Microsoft told organizations Wednesday to focus less on the payload of Java-based ransomware PonyFinal and instead key “more on how it’s delivered” via human-operated ransomware attacks.
“PonyFinal is at the tail end of protracted human-operated ransomware campaigns that are known to stay dormant and wait for the most opportune time to deploy the payload,” Microsoft Security Intelligence warned in a series of tweets, urging companies to “learn how to build organizational security hygiene” to prevent the attacks.
Attackers have been observed gaining access using brute force attacks against systems management server, deploying VBScript then running a PowerShell reverse shell for data dumps. A remote manipulator system lets them bypass event logging.
“We usually discover that the attack vector for ransomware was through a user's endpoint and email clicks,” said James McQuiggan, security awareness advocate for KnowBe4.“With this type of attack, it all starts with the attackers using brute force to gain access to a system within the organization's network.”
While the hackers deploy Java Runtime Environment, needed for the ransomware to run, “evidence suggests” they “use information stolen from the systems management server to target endpoints” that already have JRE installed, the tech giant said.
PonyFinal is delivered via an MSI file containing two batch files – one that creates a Java Updater file and another that runs the PonyFinalJAR 9payload – as well as the payload itself.

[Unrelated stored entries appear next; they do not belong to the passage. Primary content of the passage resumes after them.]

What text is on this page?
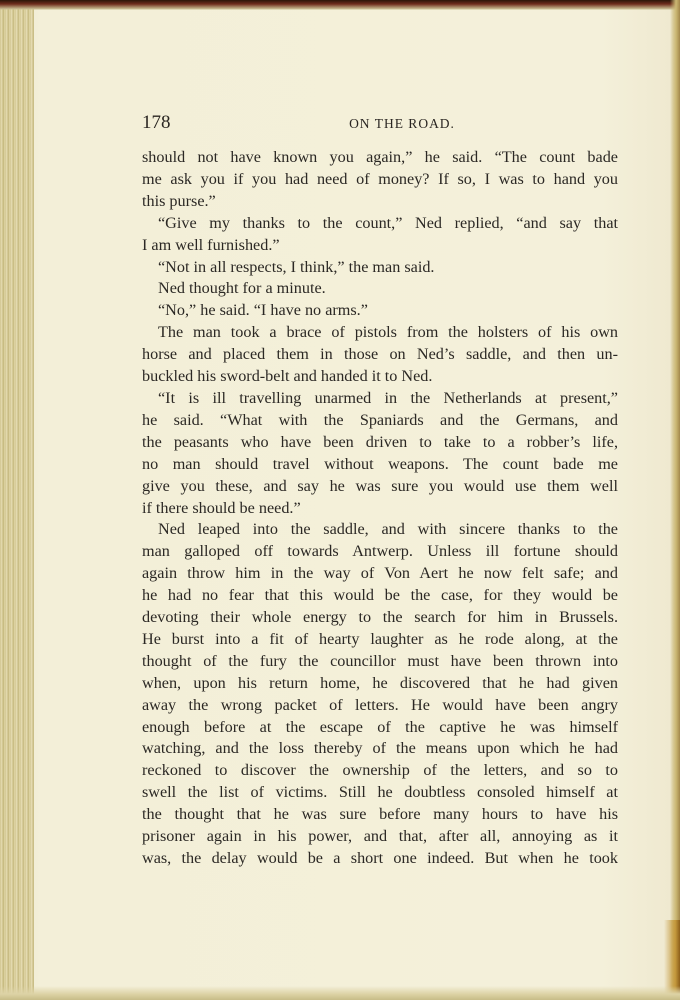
178	ON THE ROAD.
should not have known you again,” he said. “The count bade
me ask you if you had need of money? If so, I was to hand you
this purse.”
“Give my thanks to the count,” Ned replied, “and say that
I am well furnished.”
“Not in all respects, I think,” the man said.
Ned thought for a minute.
“No,” he said. “I have no arms.”
The man took a brace of pistols from the holsters of his own
horse and placed them in those on Ned’s saddle, and then un-
buckled his sword-belt and handed it to Ned.
“It is ill travelling unarmed in the Netherlands at present,”
he said. “What with the Spaniards and the Germans, and
the peasants who have been driven to take to a robber’s life,
no man should travel without weapons. The count bade me
give you these, and say he was sure you would use them well
if there should be need.”
Ned leaped into the saddle, and with sincere thanks to the
man galloped off towards Antwerp. Unless ill fortune should
again throw him in the way of Von Aert he now felt safe; and
he had no fear that this would be the case, for they would be
devoting their whole energy to the search for him in Brussels.
He burst into a fit of hearty laughter as he rode along, at the
thought of the fury the councillor must have been thrown into
when, upon his return home, he discovered that he had given
away the wrong packet of letters. He would have been angry
enough before at the escape of the captive he was himself
watching, and the loss thereby of the means upon which he had
reckoned to discover the ownership of the letters, and so to
swell the list of victims. Still he doubtless consoled himself at
the thought that he was sure before many hours to have his
prisoner again in his power, and that, after all, annoying as it
was, the delay would be a short one indeed. But when he took
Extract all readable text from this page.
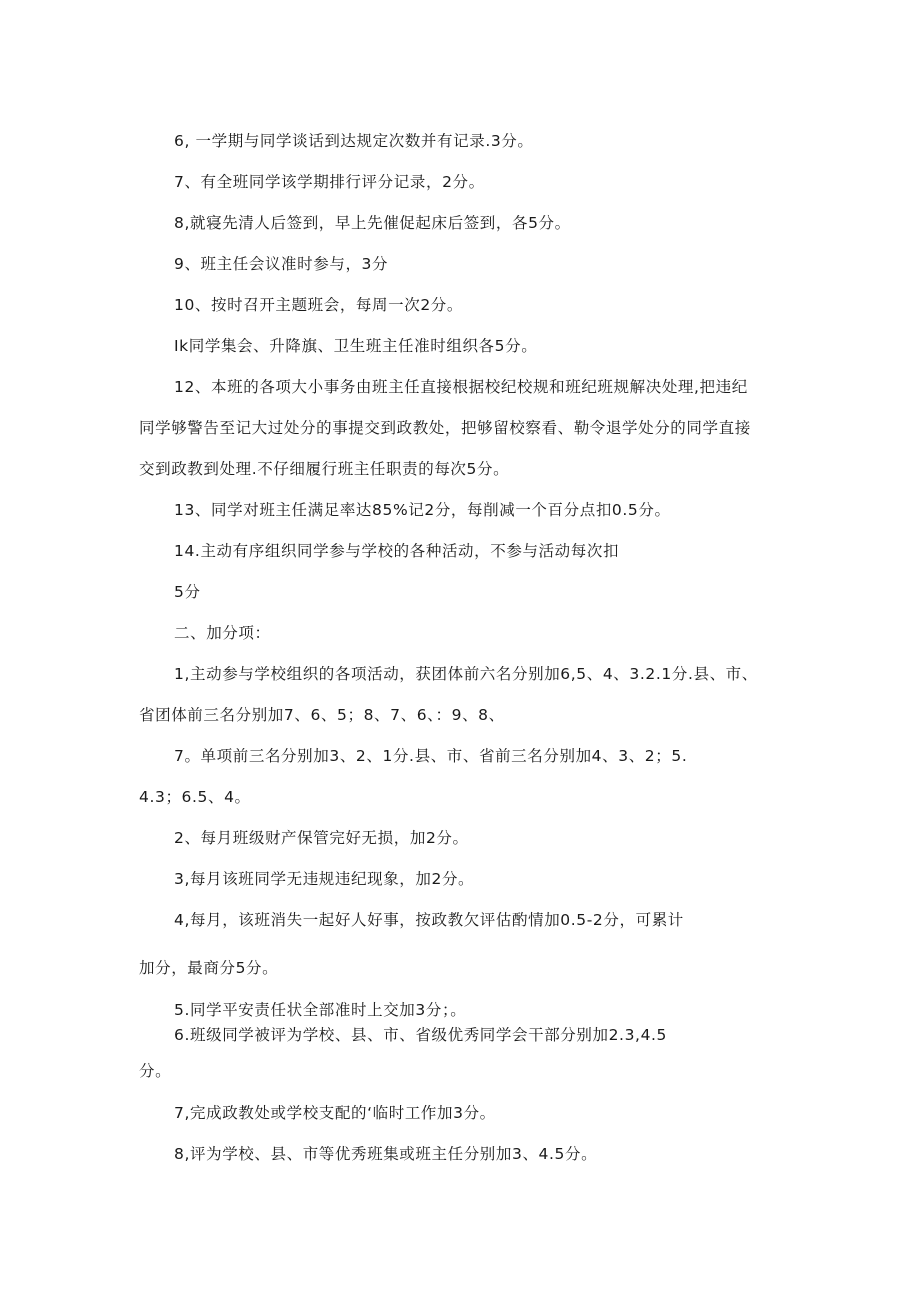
6, 一学期与同学谈话到达规定次数并有记录.3分。
7、有全班同学该学期排行评分记录，2分。
8,就寝先清人后签到，早上先催促起床后签到，各5分。
9、班主任会议准时参与，3分
10、按时召开主题班会，每周一次2分。
Ik同学集会、升降旗、卫生班主任准时组织各5分。
12、本班的各项大小事务由班主任直接根据校纪校规和班纪班规解决处理,把违纪
同学够警告至记大过处分的事提交到政教处，把够留校察看、勒令退学处分的同学直接
交到政教到处理.不仔细履行班主任职责的每次5分。
13、同学对班主任满足率达85%记2分，每削减一个百分点扣0.5分。
14.主动有序组织同学参与学校的各种活动，不参与活动每次扣
5分
二、加分项：
1,主动参与学校组织的各项活动，获团体前六名分别加6,5、4、3.2.1分.县、市、
省团体前三名分别加7、6、5；8、7、6、：9、8、
7。单项前三名分别加3、2、1分.县、市、省前三名分别加4、3、2；5.
4.3；6.5、4。
2、每月班级财产保管完好无损，加2分。
3,每月该班同学无违规违纪现象，加2分。
4,每月，该班消失一起好人好事，按政教欠评估酌情加0.5-2分，可累计
加分，最商分5分。
5.同学平安责任状全部准时上交加3分；。
6.班级同学被评为学校、县、市、省级优秀同学会干部分别加2.3,4.5
分。
7,完成政教处或学校支配的‘临时工作加3分。
8,评为学校、县、市等优秀班集或班主任分别加3、4.5分。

“Organizations want to establish robust procedures for administrative access to their critical systems with multi-factor authentication or a more robust password of 30 characters or more to reduce the risk of a brute force attack,” said McQuiggan. “It's essential to monitor networks and systems of new software deployments, scheduled tasks, and loaded scripts to avoid possible exploitation, which provides the criminal groups an easy way into the network.”